CRITIQUE. «Qui a tué mon père» d’Edouard Louis par Stanislas Nordey – Au théâtre de Vidy-Lausanne du 24 au 27 février 2020 – Au Grand R, La Roche sur Yon, les 5 et 6 mars 2020.
Une citation de Ruth Gilmore en ouverture rappelle que le racisme est «l’exposition de certaines populations à une mort prématurée. Cette définition fonctionne aussi pour la domination masculine, la haine de l’homosexualité ou des transgenres, la domination de classe, tous les phénomènes d’oppression sociale et politique».
Sur les tentures qui entourent la scène, les patriarches, sous la forme d’arbres immenses, dominent de petites habitations serrées les unes contre les autres. Au centre, une table. Deux hommes sont assis face à face, le plus âgé dans une posture légèrement accablée: un mannequin. Le second, c’est Stanislas Nordey. Il va plonger le public pendant 1h50 dans la mémoire de l’écrivain Edouard Louis, se glissant dans sa peau, révélant un texte qu’il met à nu.
Edouard Louis, après ses livres «En finir avec Eddy Bellegueule» et «Histoire de la violence», a écrit ce texte théâtral sur la proposition de Stanislas Nordey et souhaité sa mise en scène et son interprétation.
Que l’on apprécie ou pas le style Nordey (car oui, l’artiste possède un style bien à lui), il endosse ce rôle avec une retenue et une maîtrise formidables. Le ton qu’il emploie reste neutre, seulement nuancé par son rythme, sa posture, ses déplacements et ses gestes, permettant à chacun d’y entendre sa propre émotion.

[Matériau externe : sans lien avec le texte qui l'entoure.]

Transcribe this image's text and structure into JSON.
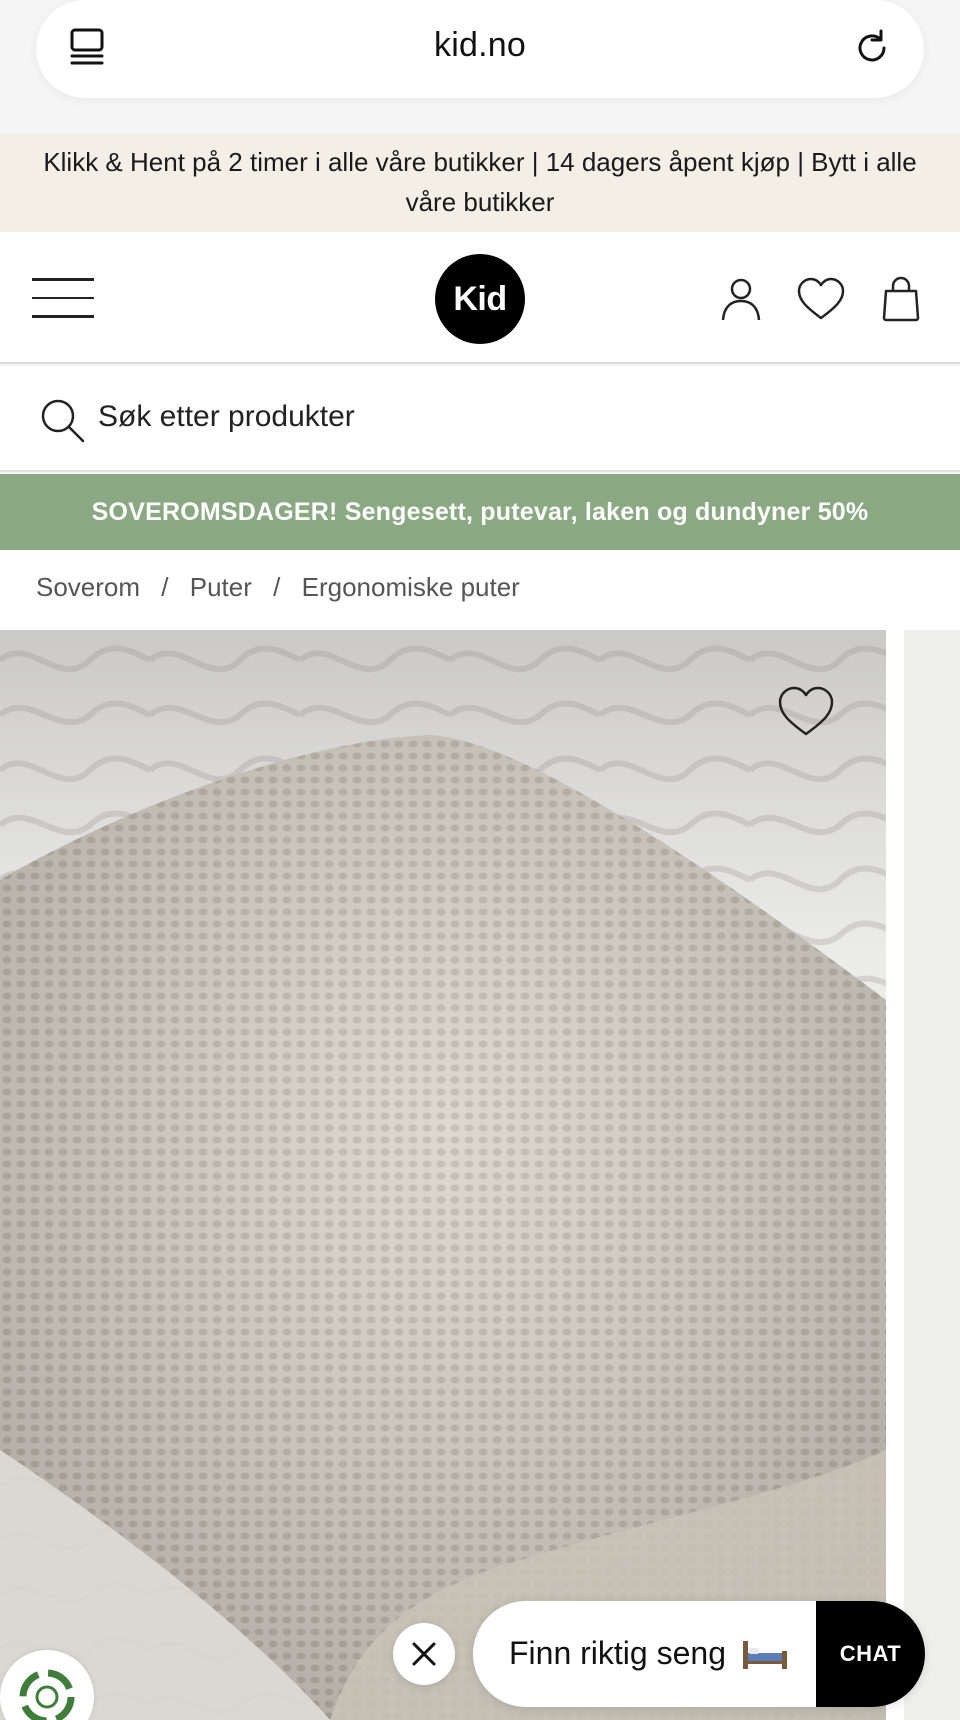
{
  "browser": {
    "url": "kid.no",
    "tabs_icon": "tabs-icon",
    "reload_icon": "reload-icon"
  },
  "announcement": {
    "text": "Klikk & Hent på 2 timer i alle våre butikker | 14 dagers åpent kjøp | Bytt i alle våre butikker"
  },
  "header": {
    "menu_icon": "hamburger-menu-icon",
    "logo_text": "Kid",
    "account_icon": "user-icon",
    "wishlist_icon": "heart-icon",
    "cart_icon": "shopping-bag-icon"
  },
  "search": {
    "placeholder": "Søk etter produkter",
    "icon": "search-icon"
  },
  "promo": {
    "text": "SOVEROMSDAGER! Sengesett, putevar, laken og dundyner 50%",
    "background": "#8aa882"
  },
  "breadcrumb": {
    "items": [
      "Soverom",
      "Puter",
      "Ergonomiske puter"
    ],
    "separator": "/"
  },
  "product": {
    "wishlist_icon": "heart-outline-icon"
  },
  "floating": {
    "close_icon": "close-icon",
    "finder_label": "Finn riktig seng",
    "finder_icon": "bed-icon",
    "chat_label": "CHAT",
    "eco_icon": "recycle-badge-icon"
  }
}
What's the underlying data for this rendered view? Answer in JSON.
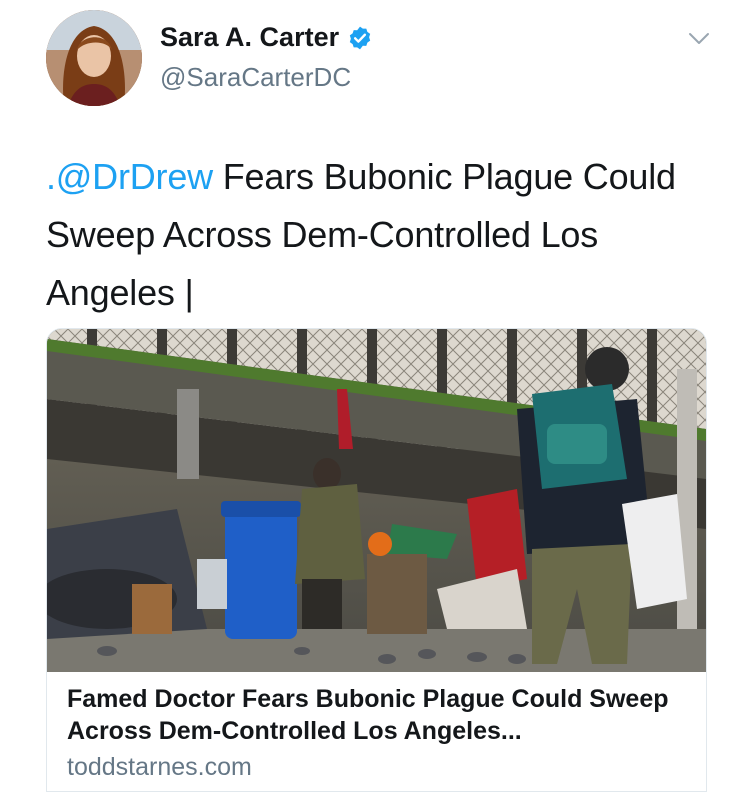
{
  "author": {
    "display_name": "Sara A. Carter",
    "handle": "@SaraCarterDC",
    "verified": true,
    "avatar_icon": "profile-photo"
  },
  "menu": {
    "icon": "chevron-down-icon"
  },
  "tweet": {
    "mention": ".@DrDrew",
    "text": " Fears Bubonic Plague Could Sweep Across Dem-Controlled Los Angeles |"
  },
  "card": {
    "image_icon": "photo-homeless-encampment",
    "title": "Famed Doctor Fears Bubonic Plague Could Sweep Across Dem-Controlled Los Angeles...",
    "domain": "toddstarnes.com"
  },
  "colors": {
    "link": "#1da1f2",
    "verified": "#1da1f2",
    "secondary_text": "#657786"
  }
}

Recourant à des évènements vécus, des anecdotes tendres ou féroces, l’auteur se confie sur l’image qu’il s’est construite de son père. Mais au-delà de ce statut paternel, c’est l’homme qu’il cherche à comprendre. Un homme qu’il reconnait brisé par le système. Une nette distinction par rapport à son premier ouvrage. La clé qui lui permettra de reconnaître une forme d’amour réciproque.
La mise en scène, épurée, est centrée sur le jeu du comédien. Elle accentue un épisode dramatique avec un rideau noir, recouvre les blâmes d’une giboulée de neige immaculée et souligne l’intimité d’une confidence par le chuchotement. Elle est ici et là entrecoupée d’interludes d’obscurité, de sonorités de clarinettes et de quelques citations surtitrées.
Comme en écho aux différents aspects de la personnalité du père, jusqu’à cinq mannequins diversement positionnés accompagnent le monologue. Jamais ils ne font face au public, au contraire du comédien qui s’y adresse et le prend à témoin. Au fur et à mesure des souvenirs évoqués, telles des preuves accumulées, l’enquête du fils va révéler ceux qui pour lui sont les coupables de la mort du père et les nommer. Cette violence sociale est avant tout politique. Les meurtriers, dont l’acteur proclame les noms d’une voix forte, sont les dirigeants.
A différents niveaux, tous et toutes nous avons souffert ou nous souffrons encore des contraintes du patriarcat. Les pères comme les fils et les mères comme les filles. C’est l’une des raisons qui rendent ce monologue si pénétrant, si collectif. La violence sociale subie par les membres défavorisés de la société reste méconnue ou ignorée. Les dominants accablent les dominés de toute leur hauteur, celle d’arbres centenaires, bien enracinés dans les terres, surplombant de fragiles maisonnettes agglutinées les unes aux autres. Par delà l’écriture accessible et sensible et sa transmission limpide par un acteur magistral, il nous est donné ici d’aborder le thème universel de l’emprise en mêlant l’intime au politique.
A noter que ce spectacle existe en format réduit. Il pourra donc être joué dans de plus petits espaces dans le but de toucher des spectateurs de toutes catégories sociales.